Podnoszę się gwałtownie chcąc wstać, ale powstrzymuje mnie ruchem ręki ... pytam spojrzeniem i uniesieniem brwi

– Byłem w chacie po jedzenie. Przyniosłem wszystko co się dało. Poinformowałem Młodego i Marka, żeby bawili się w swoim towarzystwie przez parę dni, bo my na pewno nie będziemy mieli na to czasu

Znowu pytam go spojrzeniem. Tym razem marszczę brwi nie rozumiejąc do czego zmierza.

Nachyla się do mnie i całuje mnie w ramię, dekolt, pierś, którą zasysa delikatnie i .... oj ... znowu się czuję ... tak ... ach ...

– Nie wyjdziemy stąd parę dni ... nawet jeślibyś chciała, to i tak cię nie wypuszczę. Przepadłaś.

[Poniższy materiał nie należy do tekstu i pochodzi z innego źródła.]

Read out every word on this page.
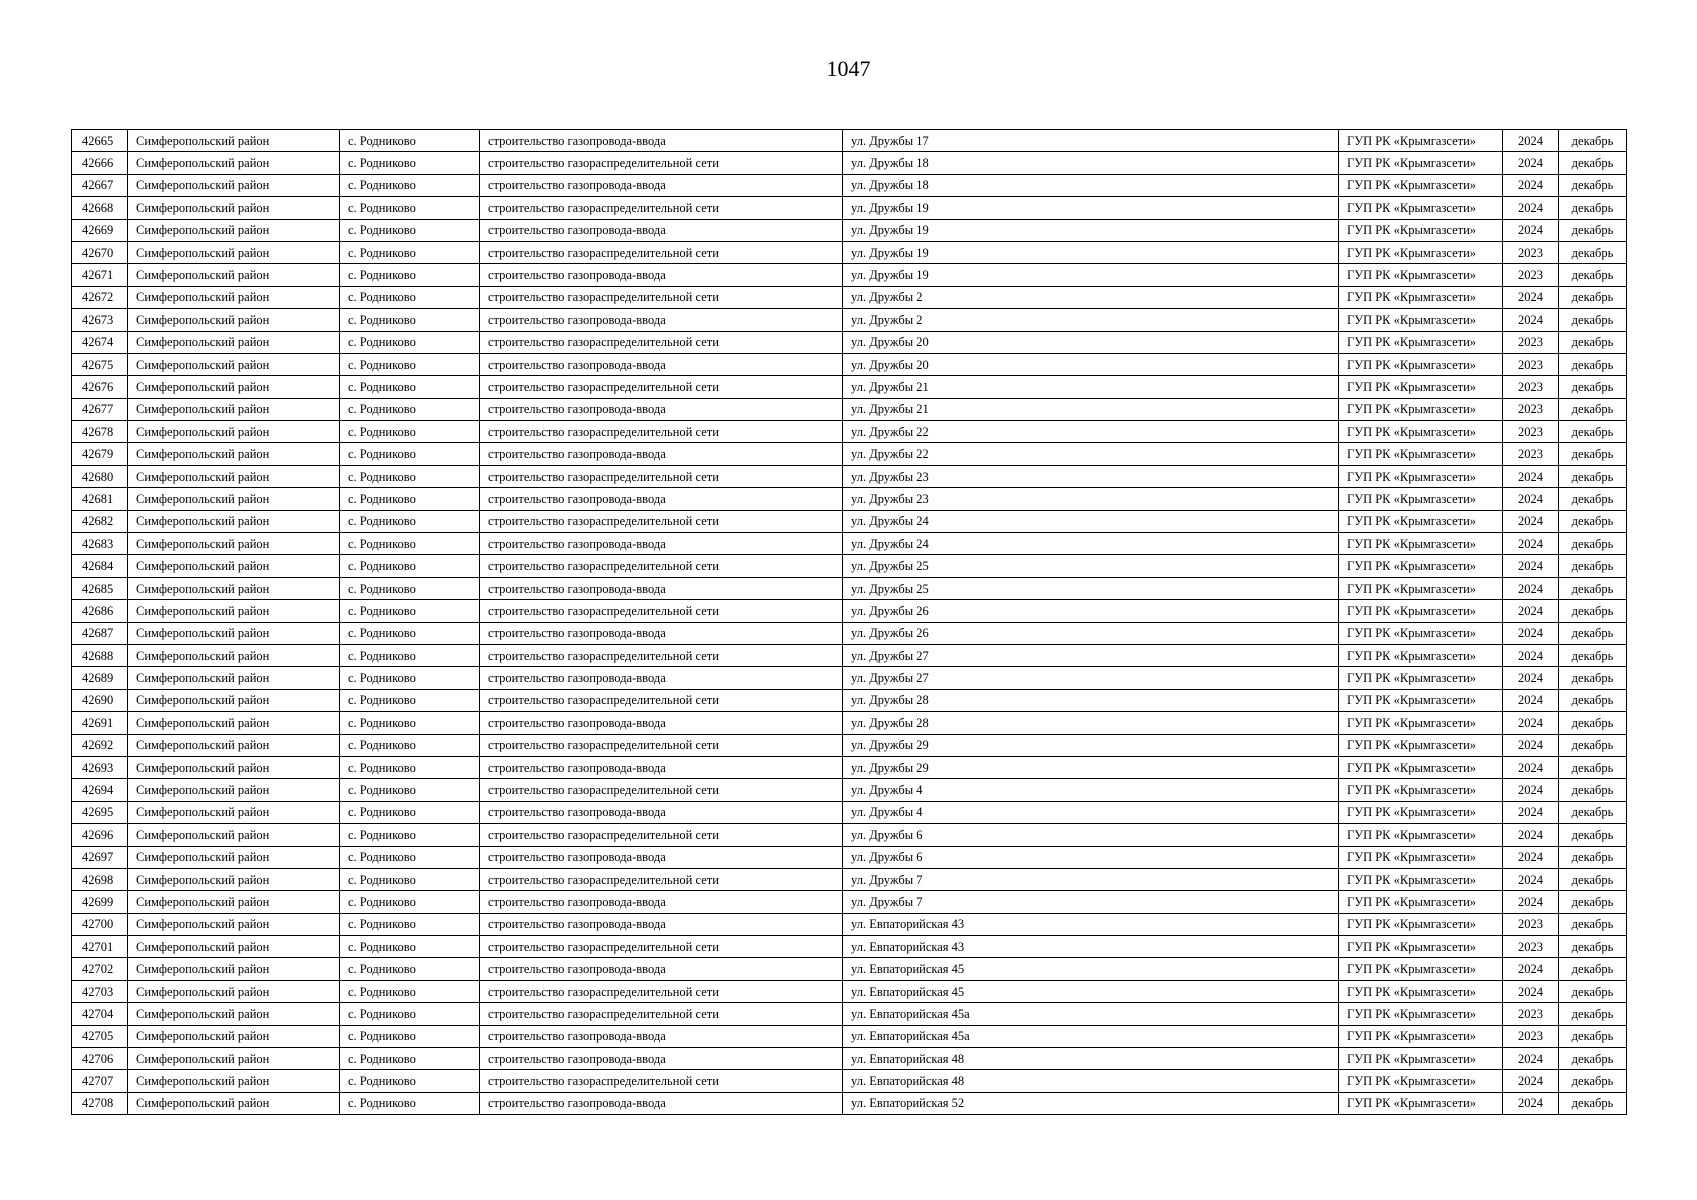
1047
42665	Симферопольский район	с. Родниково	строительство газопровода-ввода	ул. Дружбы 17	ГУП РК «Крымгазсети»	2024	декабрь
42666	Симферопольский район	с. Родниково	строительство газораспределительной сети	ул. Дружбы 18	ГУП РК «Крымгазсети»	2024	декабрь
42667	Симферопольский район	с. Родниково	строительство газопровода-ввода	ул. Дружбы 18	ГУП РК «Крымгазсети»	2024	декабрь
42668	Симферопольский район	с. Родниково	строительство газораспределительной сети	ул. Дружбы 19	ГУП РК «Крымгазсети»	2024	декабрь
42669	Симферопольский район	с. Родниково	строительство газопровода-ввода	ул. Дружбы 19	ГУП РК «Крымгазсети»	2024	декабрь
42670	Симферопольский район	с. Родниково	строительство газораспределительной сети	ул. Дружбы 19	ГУП РК «Крымгазсети»	2023	декабрь
42671	Симферопольский район	с. Родниково	строительство газопровода-ввода	ул. Дружбы 19	ГУП РК «Крымгазсети»	2023	декабрь
42672	Симферопольский район	с. Родниково	строительство газораспределительной сети	ул. Дружбы 2	ГУП РК «Крымгазсети»	2024	декабрь
42673	Симферопольский район	с. Родниково	строительство газопровода-ввода	ул. Дружбы 2	ГУП РК «Крымгазсети»	2024	декабрь
42674	Симферопольский район	с. Родниково	строительство газораспределительной сети	ул. Дружбы 20	ГУП РК «Крымгазсети»	2023	декабрь
42675	Симферопольский район	с. Родниково	строительство газопровода-ввода	ул. Дружбы 20	ГУП РК «Крымгазсети»	2023	декабрь
42676	Симферопольский район	с. Родниково	строительство газораспределительной сети	ул. Дружбы 21	ГУП РК «Крымгазсети»	2023	декабрь
42677	Симферопольский район	с. Родниково	строительство газопровода-ввода	ул. Дружбы 21	ГУП РК «Крымгазсети»	2023	декабрь
42678	Симферопольский район	с. Родниково	строительство газораспределительной сети	ул. Дружбы 22	ГУП РК «Крымгазсети»	2023	декабрь
42679	Симферопольский район	с. Родниково	строительство газопровода-ввода	ул. Дружбы 22	ГУП РК «Крымгазсети»	2023	декабрь
42680	Симферопольский район	с. Родниково	строительство газораспределительной сети	ул. Дружбы 23	ГУП РК «Крымгазсети»	2024	декабрь
42681	Симферопольский район	с. Родниково	строительство газопровода-ввода	ул. Дружбы 23	ГУП РК «Крымгазсети»	2024	декабрь
42682	Симферопольский район	с. Родниково	строительство газораспределительной сети	ул. Дружбы 24	ГУП РК «Крымгазсети»	2024	декабрь
42683	Симферопольский район	с. Родниково	строительство газопровода-ввода	ул. Дружбы 24	ГУП РК «Крымгазсети»	2024	декабрь
42684	Симферопольский район	с. Родниково	строительство газораспределительной сети	ул. Дружбы 25	ГУП РК «Крымгазсети»	2024	декабрь
42685	Симферопольский район	с. Родниково	строительство газопровода-ввода	ул. Дружбы 25	ГУП РК «Крымгазсети»	2024	декабрь
42686	Симферопольский район	с. Родниково	строительство газораспределительной сети	ул. Дружбы 26	ГУП РК «Крымгазсети»	2024	декабрь
42687	Симферопольский район	с. Родниково	строительство газопровода-ввода	ул. Дружбы 26	ГУП РК «Крымгазсети»	2024	декабрь
42688	Симферопольский район	с. Родниково	строительство газораспределительной сети	ул. Дружбы 27	ГУП РК «Крымгазсети»	2024	декабрь
42689	Симферопольский район	с. Родниково	строительство газопровода-ввода	ул. Дружбы 27	ГУП РК «Крымгазсети»	2024	декабрь
42690	Симферопольский район	с. Родниково	строительство газораспределительной сети	ул. Дружбы 28	ГУП РК «Крымгазсети»	2024	декабрь
42691	Симферопольский район	с. Родниково	строительство газопровода-ввода	ул. Дружбы 28	ГУП РК «Крымгазсети»	2024	декабрь
42692	Симферопольский район	с. Родниково	строительство газораспределительной сети	ул. Дружбы 29	ГУП РК «Крымгазсети»	2024	декабрь
42693	Симферопольский район	с. Родниково	строительство газопровода-ввода	ул. Дружбы 29	ГУП РК «Крымгазсети»	2024	декабрь
42694	Симферопольский район	с. Родниково	строительство газораспределительной сети	ул. Дружбы 4	ГУП РК «Крымгазсети»	2024	декабрь
42695	Симферопольский район	с. Родниково	строительство газопровода-ввода	ул. Дружбы 4	ГУП РК «Крымгазсети»	2024	декабрь
42696	Симферопольский район	с. Родниково	строительство газораспределительной сети	ул. Дружбы 6	ГУП РК «Крымгазсети»	2024	декабрь
42697	Симферопольский район	с. Родниково	строительство газопровода-ввода	ул. Дружбы 6	ГУП РК «Крымгазсети»	2024	декабрь
42698	Симферопольский район	с. Родниково	строительство газораспределительной сети	ул. Дружбы 7	ГУП РК «Крымгазсети»	2024	декабрь
42699	Симферопольский район	с. Родниково	строительство газопровода-ввода	ул. Дружбы 7	ГУП РК «Крымгазсети»	2024	декабрь
42700	Симферопольский район	с. Родниково	строительство газопровода-ввода	ул. Евпаторийская 43	ГУП РК «Крымгазсети»	2023	декабрь
42701	Симферопольский район	с. Родниково	строительство газораспределительной сети	ул. Евпаторийская 43	ГУП РК «Крымгазсети»	2023	декабрь
42702	Симферопольский район	с. Родниково	строительство газопровода-ввода	ул. Евпаторийская 45	ГУП РК «Крымгазсети»	2024	декабрь
42703	Симферопольский район	с. Родниково	строительство газораспределительной сети	ул. Евпаторийская 45	ГУП РК «Крымгазсети»	2024	декабрь
42704	Симферопольский район	с. Родниково	строительство газораспределительной сети	ул. Евпаторийская 45а	ГУП РК «Крымгазсети»	2023	декабрь
42705	Симферопольский район	с. Родниково	строительство газопровода-ввода	ул. Евпаторийская 45а	ГУП РК «Крымгазсети»	2023	декабрь
42706	Симферопольский район	с. Родниково	строительство газопровода-ввода	ул. Евпаторийская 48	ГУП РК «Крымгазсети»	2024	декабрь
42707	Симферопольский район	с. Родниково	строительство газораспределительной сети	ул. Евпаторийская 48	ГУП РК «Крымгазсети»	2024	декабрь
42708	Симферопольский район	с. Родниково	строительство газопровода-ввода	ул. Евпаторийская 52	ГУП РК «Крымгазсети»	2024	декабрь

– Ale ja ... ale ... och ... ja ...

– Ciiii – słyszę prosto w mój brzuch i za chwilę czuję go między moimi nogami

W sumie ma rację, po co wychodzić. Zostańmy.

***

Trwało to 3 dni, całe 3 noce, z krótkimi przerwami na sen, bardzo krótkimi ... robiliśmy to wszędzie gdzie się dało. Zachowywaliśmy się jak nie wyżyci. Jakbyśmy się bali, że ktoś przyjdzie i nas od siebie oderwie. Miałam wrażenie, że nigdy nie będę miała go dość i chyba po raz pierwszy w życiu czułam się tak chciana i kochana. Jakbym była całym jego światem, wszystkim co jest mu potrzebne do życia.

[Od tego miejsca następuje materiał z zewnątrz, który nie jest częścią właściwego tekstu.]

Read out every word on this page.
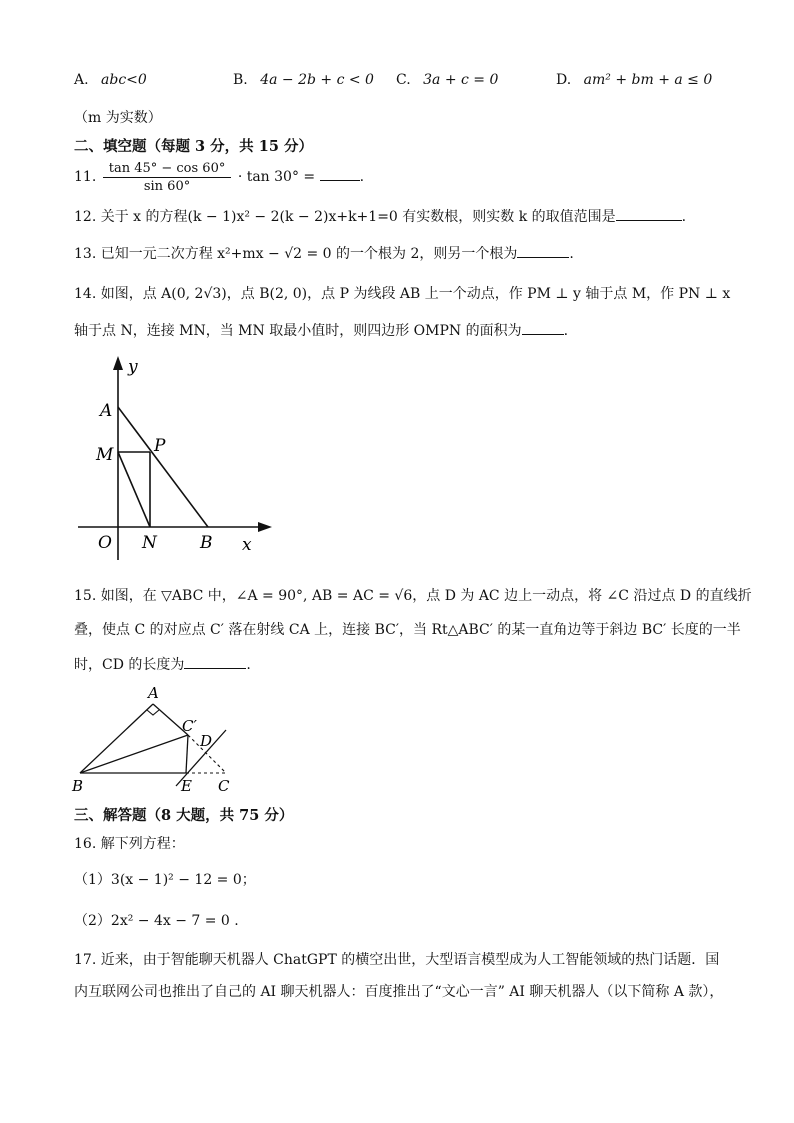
A. abc<0	B. 4a − 2b + c < 0 C. 3a + c = 0	D. am² + bm + a ≤ 0
（m 为实数）
二、填空题（每题 3 分，共 15 分）
11. $\frac{\tan 45^\circ - \cos 60^\circ}{\sin 60^\circ} \cdot \tan 30^\circ$ =	.
12. 关于 x 的方程(k − 1)x² − 2(k − 2)x+k+1=0 有实数根，则实数 k 的取值范围是	.
13. 已知一元二次方程 x²+mx − √2 = 0 的一个根为 2，则另一个根为	.
14. 如图，点 A(0, 2√3)，点 B(2, 0)，点 P 为线段 AB 上一个动点，作 PM ⊥ y 轴于点 M，作 PN ⊥ x
轴于点 N，连接 MN，当 MN 取最小值时，则四边形 OMPN 的面积为	.
y
x
A
M P
O N	B
15. 如图，在 ▽ABC 中，∠A = 90°, AB = AC = √6，点 D 为 AC 边上一动点，将 ∠C 沿过点 D 的直线折
叠，使点 C 的对应点 C′ 落在射线 CA 上，连接 BC′，当 Rt△ABC′ 的某一直角边等于斜边 BC′ 长度的一半
时，CD 的长度为	.
A
C′
D
B	E C
三、解答题（8 大题，共 75 分）
16. 解下列方程：
（1）3(x − 1)² − 12 = 0；
（2）2x² − 4x − 7 = 0 .
17. 近来，由于智能聊天机器人 ChatGPT 的横空出世，大型语言模型成为人工智能领域的热门话题．国
内互联网公司也推出了自己的 AI 聊天机器人：百度推出了“文心一言” AI 聊天机器人（以下简称 A 款），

Kiedy wyszliśmy w nocy popływać na krótko wpadłam na Marka, który uśmiechał się do mnie i zapewnił, że Jordy daje radę ... trochę krępowała mnie ta sytuacja, ale zupełnie niepotrzebnie. Mark cieszył się naszym szczęście, szczególnie, że widział jak JK otwiera się przy mnie. Widział go zadowolonego, śmiejącego się, dokazującego jak dzieciak. Tak dobrze nam było ze sobą ... dopełnialiśmy się wzajemnie.

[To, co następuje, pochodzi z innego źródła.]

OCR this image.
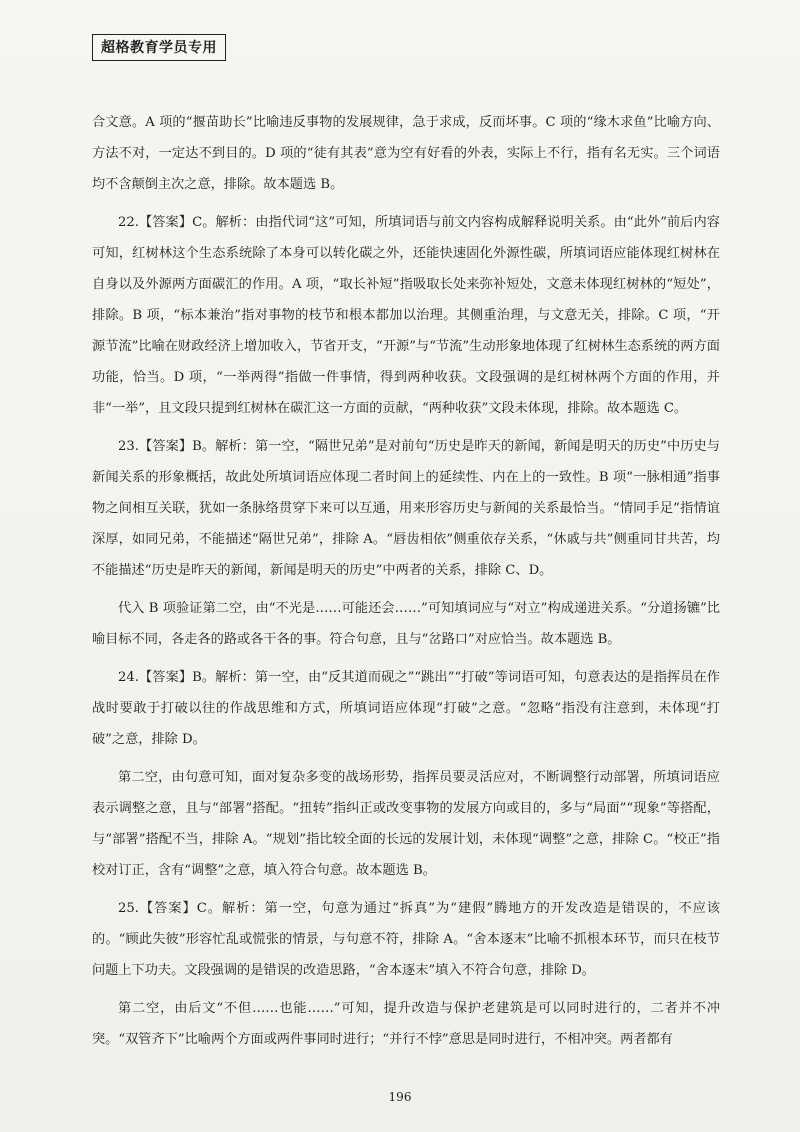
超格教育学员专用

合文意。A 项的“揠苗助长”比喻违反事物的发展规律，急于求成，反而坏事。C 项的“缘木求鱼”比喻方向、方法不对，一定达不到目的。D 项的“徒有其表”意为空有好看的外表，实际上不行，指有名无实。三个词语均不含颠倒主次之意，排除。故本题选 B。

22.【答案】C。解析：由指代词“这”可知，所填词语与前文内容构成解释说明关系。由“此外”前后内容可知，红树林这个生态系统除了本身可以转化碳之外，还能快速固化外源性碳，所填词语应能体现红树林在自身以及外源两方面碳汇的作用。A 项，“取长补短”指吸取长处来弥补短处，文意未体现红树林的“短处”，排除。B 项，“标本兼治”指对事物的枝节和根本都加以治理。其侧重治理，与文意无关，排除。C 项，“开源节流”比喻在财政经济上增加收入，节省开支，“开源”与“节流”生动形象地体现了红树林生态系统的两方面功能，恰当。D 项，“一举两得”指做一件事情，得到两种收获。文段强调的是红树林两个方面的作用，并非“一举”，且文段只提到红树林在碳汇这一方面的贡献，“两种收获”文段未体现，排除。故本题选 C。

23.【答案】B。解析：第一空，“隔世兄弟”是对前句“历史是昨天的新闻，新闻是明天的历史”中历史与新闻关系的形象概括，故此处所填词语应体现二者时间上的延续性、内在上的一致性。B 项“一脉相通”指事物之间相互关联，犹如一条脉络贯穿下来可以互通，用来形容历史与新闻的关系最恰当。“情同手足”指情谊深厚，如同兄弟，不能描述“隔世兄弟”，排除 A。“唇齿相依”侧重依存关系，“休戚与共”侧重同甘共苦，均不能描述“历史是昨天的新闻，新闻是明天的历史”中两者的关系，排除 C、D。

代入 B 项验证第二空，由“不光是……可能还会……”可知填词应与“对立”构成递进关系。“分道扬镳”比喻目标不同，各走各的路或各干各的事。符合句意，且与“岔路口”对应恰当。故本题选 B。

24.【答案】B。解析：第一空，由“反其道而砚之”“跳出”“打破”等词语可知，句意表达的是指挥员在作战时要敢于打破以往的作战思维和方式，所填词语应体现“打破”之意。“忽略”指没有注意到，未体现“打破”之意，排除 D。

第二空，由句意可知，面对复杂多变的战场形势，指挥员要灵活应对，不断调整行动部署，所填词语应表示调整之意，且与“部署”搭配。“扭转”指纠正或改变事物的发展方向或目的，多与“局面”“现象”等搭配，与“部署”搭配不当，排除 A。“规划”指比较全面的长远的发展计划，未体现“调整”之意，排除 C。“校正”指校对订正，含有“调整”之意，填入符合句意。故本题选 B。

25.【答案】C。解析：第一空，句意为通过“拆真”为“建假”腾地方的开发改造是错误的，不应该的。“顾此失彼”形容忙乱或慌张的情景，与句意不符，排除 A。“舍本逐末”比喻不抓根本环节，而只在枝节问题上下功夫。文段强调的是错误的改造思路，“舍本逐末”填入不符合句意，排除 D。

第二空，由后文“不但……也能……”可知，提升改造与保护老建筑是可以同时进行的，二者并不冲突。“双管齐下”比喻两个方面或两件事同时进行；“并行不悖”意思是同时进行，不相冲突。两者都有

196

– Dobrze, że się dogadujecie. Teraz już powinno być dobrze ...

– Powinno ?

– No bo jeszcze jego rodzice. Ale poczekaj, na pewno jeszcze będziecie o tym rozmawiać. Macie sobie dużo do powiedzenia.

To mi się nie spodobało. Patrzyłam na JK, który właśnie popisywał się staniem na rękach pod wodą. Nie mogłam uwierzyć, że ten facet ma ponad 30 lat. W tej chwili wygłupiał się przed nami młody chłopak, ale nie ten sam, którego znałam w młodości. Takiego JK nie znałam. Ten śmiał się, parskał wodą, trzepał włosami.

Nawet nie wiem kiedy, przyszedł do nas Jordy. Usiadł obok mnie na pomoście i przytulił się. Objęłam go ramieniem i pocałowałam w czubek głowy. Na ten moment podpłynął do nas JK i oparł się mokrymi rękoma o moje uda. Łypnął na Jordy'ego i uśmiechnął do niego.